Le esortazioni di Giovanni sembrano perfettamente ritagliate sulla situazione sociale di oggi. E noi cosa dobbiamo fare per vivere bene questo anno di grazia che il Signore snoda sul nostro cammino? Occorre combattere e ribaltare ogni stortura e tornare al Vangelo. Occorre lasciarsi catturare dall’amore e dalla misericordia di Dio nell’adempimento delle opere di misericordia corporali e spirituali. Non per nulla il logo scelto per l’Anno Santo è un impegno a fare nostra la misericordia del buon samaritano.
Incamminiamoci, dunque, sulla strada di una conversione sincera e concreta e allora sì, la nostra gioia sarà piena e contagiosa.
In questo clima di festa vi annuncio che il prossimo 21 gennaio, in questa Basilica Cattedrale, presiederò il Rito di Consacrazione nell’Ordo Virginum,  in cui una nostra sorella di Castelbuono si impegnerà a vivere la Verginità per il Regno dei cieli, l’accompagniamo fin da subito con la nostra preghiera e vi invito a essere presenti per vivere un momento ecclesiale sotto l’azione dello Spirito con il ritorno all’attualità della forma di consacrazione femminile più antica della Chiesa.

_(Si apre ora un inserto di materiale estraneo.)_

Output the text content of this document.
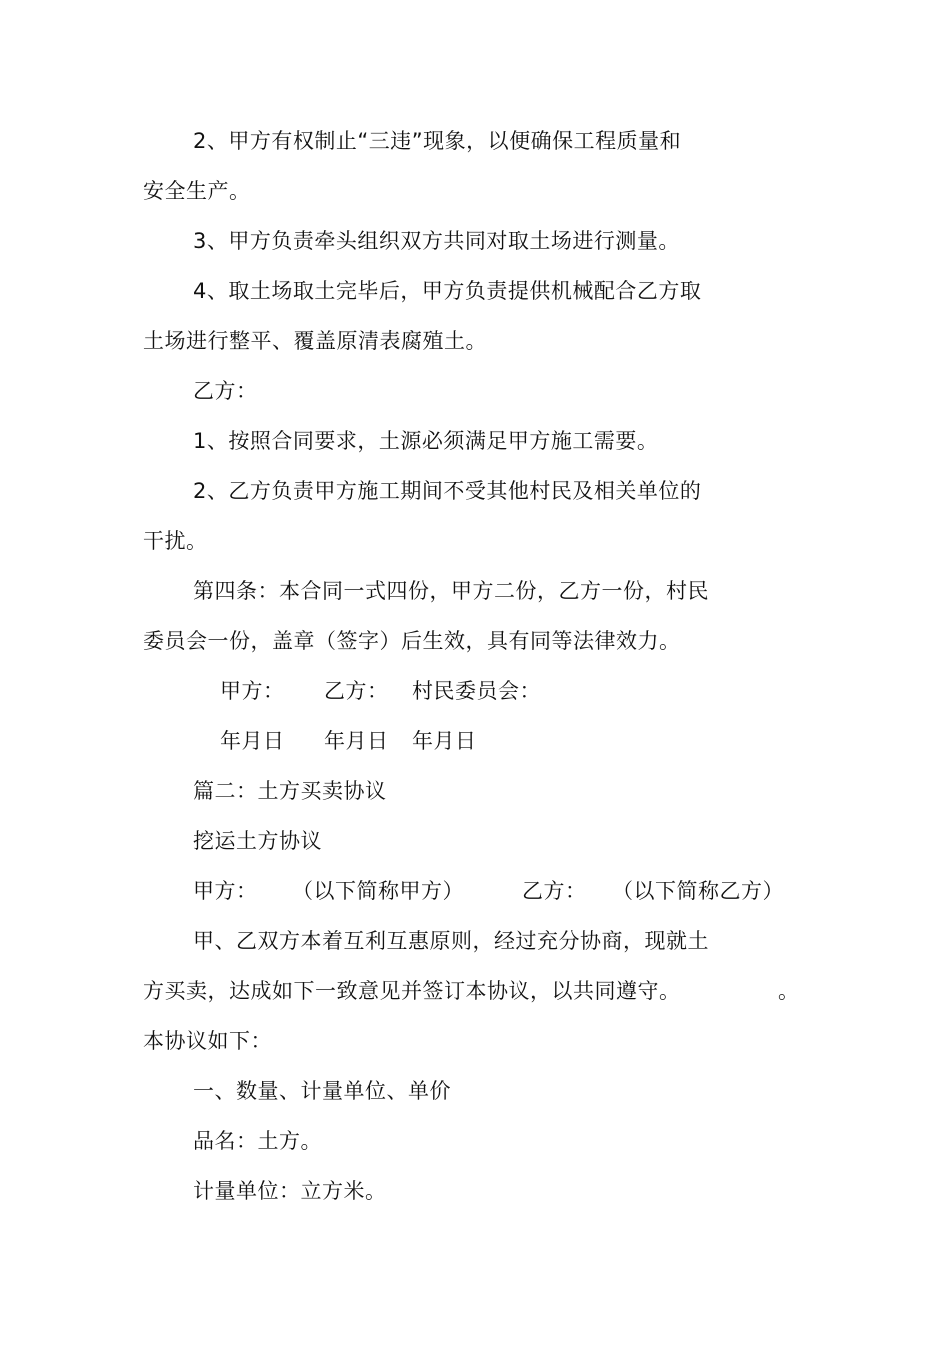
2、甲方有权制止“三违”现象，以便确保工程质量和
安全生产。
3、甲方负责牵头组织双方共同对取土场进行测量。
4、取土场取土完毕后，甲方负责提供机械配合乙方取
土场进行整平、覆盖原清表腐殖土。
乙方：
1、按照合同要求，土源必须满足甲方施工需要。
2、乙方负责甲方施工期间不受其他村民及相关单位的
干扰。
第四条：本合同一式四份，甲方二份，乙方一份，村民
委员会一份，盖章（签字）后生效，具有同等法律效力。
甲方： 乙方： 村民委员会：
年月日 年月日 年月日
篇二：土方买卖协议
挖运土方协议
甲方： （以下简称甲方）	乙方： （以下简称乙方）
甲、乙双方本着互利互惠原则，经过充分协商，现就土
方买卖，达成如下一致意见并签订本协议，以共同遵守。	。
本协议如下：
一、数量、计量单位、单价
品名：土方。
计量单位：立方米。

Mi piace concludere con la preghiera del Vescovo Baldovino di Canterbury:
Togli via da me, o Signore, questo cuore di pietra. Strappami questo cuore raggrumato. Distruggi questo cuore non circonciso. Dammi un cuore nuovo, un cuore di carne, un cuore puro! Tu, purificatore di cuori e amante di cuori puri, prendi possesso del mio cuore, prendivi dimora. Abbraccialo e contentalo. Sii tu più alto di ogni mia sommità, più interiore della mia stessa intimità. Tu, esemplare di ogni bellezza e modello di ogni santità, scolpisci il mio cuore secondo la tua immagine; scolpiscilo col martello della tua misericordia, Dio del mio cuore e mia eredità, o Dio, mia eterna felicità. Amen (cfr. Sal 72,26).